There does not seem to be any consensus in the community about when to stop pre-training or how to interpret the loss coming from BERT's self-supervision. We take the approach of BERT's original authors and evaluated the model performance on downstream tasks
. As tasks we gathered the following German datasets:
- germEval18Fine: Macro f1 score for multiclass sentiment classification
- germEval18coarse: Macro f1 score for binary sentiment classification
- germEval14: Seq f1 score for NER (file names deuutf.*)
- CONLL03: Seq f1 score for NER
- 10kGNAD: Accuracy for document classification
Even without thorough hyperparameter tuning
, we observed quite stable learning especially for our German model. Multiple restarts with different seeds produced quite similar results.
While outperforming on 4 out of 5 task we wondered why the German BERT model did not outperform on CONLL03-de. So we compared English BERT with multilingual on CONLL03-en and found them to perform similar as well.

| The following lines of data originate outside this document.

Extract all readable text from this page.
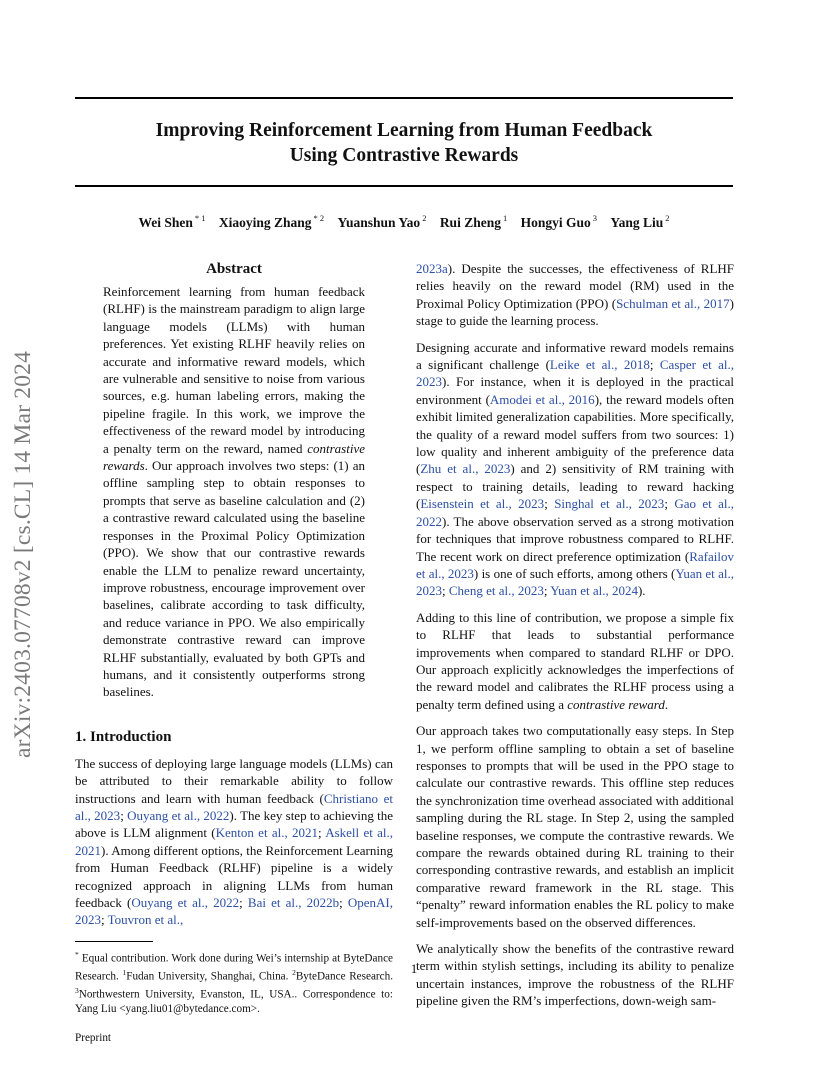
Improving Reinforcement Learning from Human Feedback
Using Contrastive Rewards
Wei Shen $^{* 1}$ Xiaoying Zhang $^{* 2}$ Yuanshun Yao $^2$ Rui Zheng $^1$ Hongyi Guo $^3$ Yang Liu $^2$
arXiv:2403.07708v2 [cs.CL] 14 Mar 2024
Abstract

Reinforcement learning from human feedback (RLHF) is the mainstream paradigm to align large language models (LLMs) with human preferences. Yet existing RLHF heavily relies on accurate and informative reward models, which are vulnerable and sensitive to noise from various sources, e.g. human labeling errors, making the pipeline fragile. In this work, we improve the effectiveness of the reward model by introducing a penalty term on the reward, named contrastive rewards. Our approach involves two steps: (1) an offline sampling step to obtain responses to prompts that serve as baseline calculation and (2) a contrastive reward calculated using the baseline responses in the Proximal Policy Optimization (PPO). We show that our contrastive rewards enable the LLM to penalize reward uncertainty, improve robustness, encourage improvement over baselines, calibrate according to task difficulty, and reduce variance in PPO. We also empirically demonstrate contrastive reward can improve RLHF substantially, evaluated by both GPTs and humans, and it consistently outperforms strong baselines.

1. Introduction

The success of deploying large language models (LLMs) can be attributed to their remarkable ability to follow instructions and learn with human feedback (Christiano et al., 2023; Ouyang et al., 2022). The key step to achieving the above is LLM alignment (Kenton et al., 2021; Askell et al., 2021). Among different options, the Reinforcement Learning from Human Feedback (RLHF) pipeline is a widely recognized approach in aligning LLMs from human feedback (Ouyang et al., 2022; Bai et al., 2022b; OpenAI, 2023; Touvron et al.,

* Equal contribution. Work done during Wei’s internship at ByteDance Research. $^1$Fudan University, Shanghai, China. $^2$ByteDance Research. $^3$Northwestern University, Evanston, IL, USA.. Correspondence to: Yang Liu <yang.liu01@bytedance.com>.
Preprint

2023a). Despite the successes, the effectiveness of RLHF relies heavily on the reward model (RM) used in the Proximal Policy Optimization (PPO) (Schulman et al., 2017) stage to guide the learning process.

Designing accurate and informative reward models remains a significant challenge (Leike et al., 2018; Casper et al., 2023). For instance, when it is deployed in the practical environment (Amodei et al., 2016), the reward models often exhibit limited generalization capabilities. More specifically, the quality of a reward model suffers from two sources: 1) low quality and inherent ambiguity of the preference data (Zhu et al., 2023) and 2) sensitivity of RM training with respect to training details, leading to reward hacking (Eisenstein et al., 2023; Singhal et al., 2023; Gao et al., 2022). The above observation served as a strong motivation for techniques that improve robustness compared to RLHF. The recent work on direct preference optimization (Rafailov et al., 2023) is one of such efforts, among others (Yuan et al., 2023; Cheng et al., 2023; Yuan et al., 2024).

Adding to this line of contribution, we propose a simple fix to RLHF that leads to substantial performance improvements when compared to standard RLHF or DPO. Our approach explicitly acknowledges the imperfections of the reward model and calibrates the RLHF process using a penalty term defined using a contrastive reward.

Our approach takes two computationally easy steps. In Step 1, we perform offline sampling to obtain a set of baseline responses to prompts that will be used in the PPO stage to calculate our contrastive rewards. This offline step reduces the synchronization time overhead associated with additional sampling during the RL stage. In Step 2, using the sampled baseline responses, we compute the contrastive rewards. We compare the rewards obtained during RL training to their corresponding contrastive rewards, and establish an implicit comparative reward framework in the RL stage. This “penalty” reward information enables the RL policy to make self-improvements based on the observed differences.

We analytically show the benefits of the contrastive reward term within stylish settings, including its ability to penalize uncertain instances, improve the robustness of the RLHF pipeline given the RM’s imperfections, down-weigh sam-

1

We further evaluated different points during the 9 days of pre-training and were astonished how fast the model converges to the maximally reachable performance. We ran all 5 downstream tasks on 7 different model checkpoints
- taken at 0 up to 840k training steps (x-axis in figure below). Most checkpoints are taken from early training where we expected most performance changes. Surprisingly, even a randomly initialized BERT can be trained only on labeled downstream datasets and reach good performance (blue line, GermEval 2018 Coarse task, 795 kB trainset size).